There's nothing inherently wrong with discussing deficits. It gives Democrats the opportunity to reiterate that Republicans have no credibility on deficits, that their shutdown tantrum cost tens of billions, and that if they had been successful in repealing Obamacare, it would have added to the deficit, not reduced it. It also gives Democrats an opportunity to reiterate that the drivers of the deficit have been Republican policies, and that conservative economics don't work, ever. It also gives Democrats the opportunity to reiterate that Republicans refuse to repeal federal subsidies to the already obscenely profitable oil industry, or raise taxes on the wealthy. All of this is making good politics by arguing for good and popular policy. But it can get so much better.
The White House has proved that it no longer will tolerate Republican brinksmanship, and that means that it no longer has any means of redirecting blame. If it intends to sell chained CPI or other cuts to Social Security or Medicare or Medicaid, it will have to try to do so on the merits. But cutting Social Security cannot be sold on the merits. Neither can cutting Medicare or Medicaid. And cutting them will not play with congressional Democrats, and will not play with the public, either.
With the Republicans in polling free fall, the Democrats need to turn around their own weak numbers, and they can do it by drawing the sharpest contrasts. It's one thing to be preferred because the alternative is crazy and dangerous, it's another to win people's hearts. Championing popular policies that the Republicans are attacking is a sure means of winning those hearts. Republicans are hypocrites on fiscal policy, and have been trying to kill Social Security, Medicare and Medicaid since those programs were first established. After having shut down the government and threatened to blow up the economy, the Republicans now are on the brink of political oblivion.
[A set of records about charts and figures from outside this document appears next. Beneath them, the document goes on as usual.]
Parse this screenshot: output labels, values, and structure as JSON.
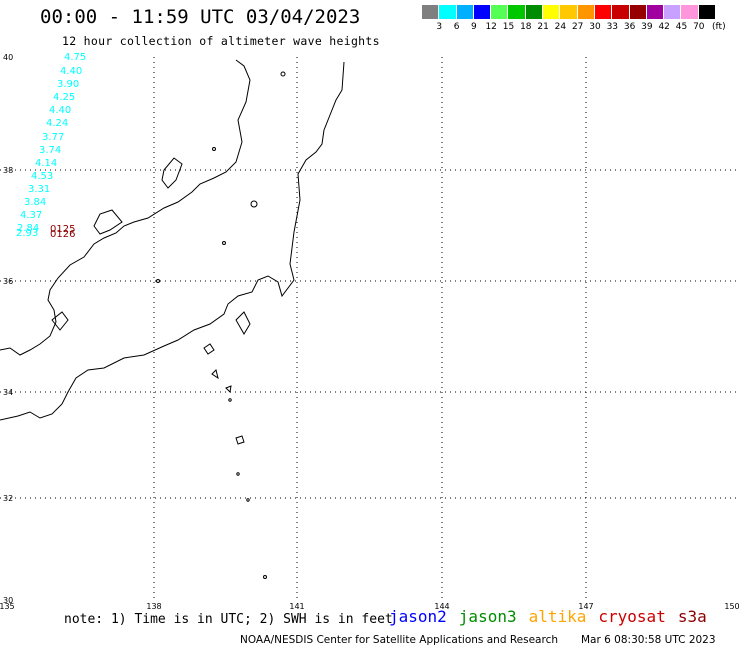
{
  "header": {
    "title": "00:00 - 11:59 UTC 03/04/2023",
    "subtitle": "12 hour collection of altimeter wave heights"
  },
  "colorbar": {
    "unit": "(ft)",
    "labels": [
      "3",
      "6",
      "9",
      "12",
      "15",
      "18",
      "21",
      "24",
      "27",
      "30",
      "33",
      "36",
      "39",
      "42",
      "45",
      "70"
    ],
    "colors": [
      "#7f7f7f",
      "#00ffff",
      "#00b0ff",
      "#0000ff",
      "#55ff55",
      "#00c800",
      "#008c00",
      "#ffff00",
      "#ffc800",
      "#ff9600",
      "#ff0000",
      "#c80000",
      "#960000",
      "#a000a0",
      "#c8a0ff",
      "#ff96dc",
      "#000000"
    ]
  },
  "map": {
    "lat_ticks": [
      "40",
      "38",
      "36",
      "34",
      "32",
      "30"
    ],
    "lon_ticks": [
      "135",
      "138",
      "141",
      "144",
      "147",
      "150"
    ],
    "observations": {
      "color": "#00ffff",
      "values": [
        "4.75",
        "4.40",
        "3.90",
        "4.25",
        "4.40",
        "4.24",
        "3.77",
        "3.74",
        "4.14",
        "4.53",
        "3.31",
        "3.84",
        "4.37",
        "2.84",
        "2.93"
      ]
    },
    "pass_labels": {
      "color": "#8b0000",
      "values": [
        "0125",
        "0126"
      ]
    }
  },
  "footer": {
    "note": "note: 1) Time is in UTC; 2) SWH is in feet",
    "legend": [
      {
        "name": "jason2",
        "color": "#0000ff"
      },
      {
        "name": "jason3",
        "color": "#008c00"
      },
      {
        "name": "altika",
        "color": "#ffa500"
      },
      {
        "name": "cryosat",
        "color": "#cc0000"
      },
      {
        "name": "s3a",
        "color": "#8b0000"
      }
    ],
    "credit": "NOAA/NESDIS Center for Satellite Applications and Research",
    "timestamp": "Mar  6 08:30:58 UTC 2023"
  }
}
Democrats can help them take that final small step by making the next round of budget talks an explicit debate over Social Security, Medicare and Medicaid, positioning themselves as champions of these popular and effective programs, while Republicans are trying to cut them. And by so doing, Democrats can earn great popular approval for themselves. They just proved they will not tolerate the Republican politics of extortion and brinksmanship, and they now should prove they will not negotiate cuts to Social Security, Medicare and Medicaid. And having won back popular support at the same moment the Republicans have lost it altogether, Democrats then can reframe the entire political conversation, so we can stop talking about gutting government and start talking about using government to help grow a robust economy.